ROMA, 27 AGOSTO 2013 – Che l’Italia intervenga militarmente in Siria non è una certezza e se ieri, il ministro Bonino aveva lasciato l’ultima parola all’Onu, oggi, il ministro della Difesa Mario Mauro annuncia a L’Avvenire che anche se “si dovesse arrivare a una risoluzione nelle Nazioni Unite, l’Italia resterebbe fuori dalla Siria”.
Nonostante le dichiarazioni controcorrente di questa mattina, esiste comunque una linea comune sposata da Mauro e Bonino: una soluzione alternativa e politica. “Serve una prudenza estrema – ha detto Mauro – l’azione militare deve essere l’ultima scelta. Dobbiamo evitare avventure al nostro Paese e per far sì che ciò accada, bisogna discutere”.
E anche se l’Italia dovesse accettare di intervenire con le sue milizie dovrebbe fare i conti con gli altri impegni presi: “Attualmente i nostri militari sono impiegati in diversi scenari – prosegue Mauro – siamo in Libano, Kosovo, Afghanistan e Libia ed è per questo che non ci sono spazi per una nuova azione militare”.
Intervenire militarmente, che tocchi all’Italia o a qualcun altro all’interno dell’Unione Europea, potrebbe accendere la miccia di un ordigno ben più pericoloso: “Ricordiamoci che in Siria esiste la più importante base militare della Russia fuori dai propri confini – ha detto Mauro – e non abbiamo la minima idea di quelle che potrebbe provocare una attacco alla Siria nei rapporti con Mosca. Hanno già avvertito il mondo e hanno detto che niente sarà più come prima. Dovremmo interrogarci su questo messaggio”.

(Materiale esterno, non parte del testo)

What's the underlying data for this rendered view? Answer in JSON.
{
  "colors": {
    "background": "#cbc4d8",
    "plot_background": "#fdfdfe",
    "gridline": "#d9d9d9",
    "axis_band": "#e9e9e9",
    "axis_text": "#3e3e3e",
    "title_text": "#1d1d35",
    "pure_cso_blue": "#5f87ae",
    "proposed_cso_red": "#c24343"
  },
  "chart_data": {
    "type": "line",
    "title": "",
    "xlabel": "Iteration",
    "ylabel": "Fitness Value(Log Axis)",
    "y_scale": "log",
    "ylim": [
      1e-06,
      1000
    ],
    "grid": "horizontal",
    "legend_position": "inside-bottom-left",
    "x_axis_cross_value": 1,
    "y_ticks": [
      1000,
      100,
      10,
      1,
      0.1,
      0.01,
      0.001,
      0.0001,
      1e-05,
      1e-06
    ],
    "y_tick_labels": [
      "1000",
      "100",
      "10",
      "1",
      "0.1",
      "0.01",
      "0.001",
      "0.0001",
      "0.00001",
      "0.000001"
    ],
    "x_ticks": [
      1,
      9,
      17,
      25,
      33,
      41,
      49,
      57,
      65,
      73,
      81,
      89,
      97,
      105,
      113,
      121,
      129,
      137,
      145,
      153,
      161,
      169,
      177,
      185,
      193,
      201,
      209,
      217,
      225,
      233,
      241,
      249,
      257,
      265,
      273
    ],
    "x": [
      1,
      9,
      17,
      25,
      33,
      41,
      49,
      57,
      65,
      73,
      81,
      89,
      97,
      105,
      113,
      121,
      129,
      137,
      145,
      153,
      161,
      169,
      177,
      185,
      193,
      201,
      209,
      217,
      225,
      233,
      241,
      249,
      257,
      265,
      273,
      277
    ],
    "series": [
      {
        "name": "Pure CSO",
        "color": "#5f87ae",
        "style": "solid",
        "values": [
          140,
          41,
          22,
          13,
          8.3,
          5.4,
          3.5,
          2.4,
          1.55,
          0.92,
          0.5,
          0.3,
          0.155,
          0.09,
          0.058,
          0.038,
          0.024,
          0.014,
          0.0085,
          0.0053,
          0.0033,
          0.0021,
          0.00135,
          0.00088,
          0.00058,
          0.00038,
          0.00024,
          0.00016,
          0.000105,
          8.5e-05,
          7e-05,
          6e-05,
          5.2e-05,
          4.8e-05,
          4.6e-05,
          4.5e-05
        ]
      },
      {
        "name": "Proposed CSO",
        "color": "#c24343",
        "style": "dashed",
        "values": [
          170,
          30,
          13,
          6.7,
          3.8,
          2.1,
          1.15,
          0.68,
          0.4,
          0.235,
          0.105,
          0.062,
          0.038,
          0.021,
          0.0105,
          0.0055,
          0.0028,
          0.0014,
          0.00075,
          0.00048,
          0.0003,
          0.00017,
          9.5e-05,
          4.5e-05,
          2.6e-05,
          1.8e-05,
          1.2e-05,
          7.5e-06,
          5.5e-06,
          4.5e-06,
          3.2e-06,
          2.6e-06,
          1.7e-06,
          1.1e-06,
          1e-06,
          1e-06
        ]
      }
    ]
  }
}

Il ministro degli Esteri, Emma Bonino, a Radio Anch’io ha quindi, di conseguenza, fatto un passo indietro rispetto alle dichiarazioni di ieri, chiarendo che “anche se l’Onu autorizzasse un intervento, questo non implicherebbe che l’Italia possa dare un automatico via libera all’uso delle sue basi”.
Nel frattempo il team dell’Onu, impegnato nelle indagini sull’ultimo attacco chimico in Siria, è tornato, con un convogio di sei veicoli, nel sito in cui è avvenuta l’offensiva con i gas.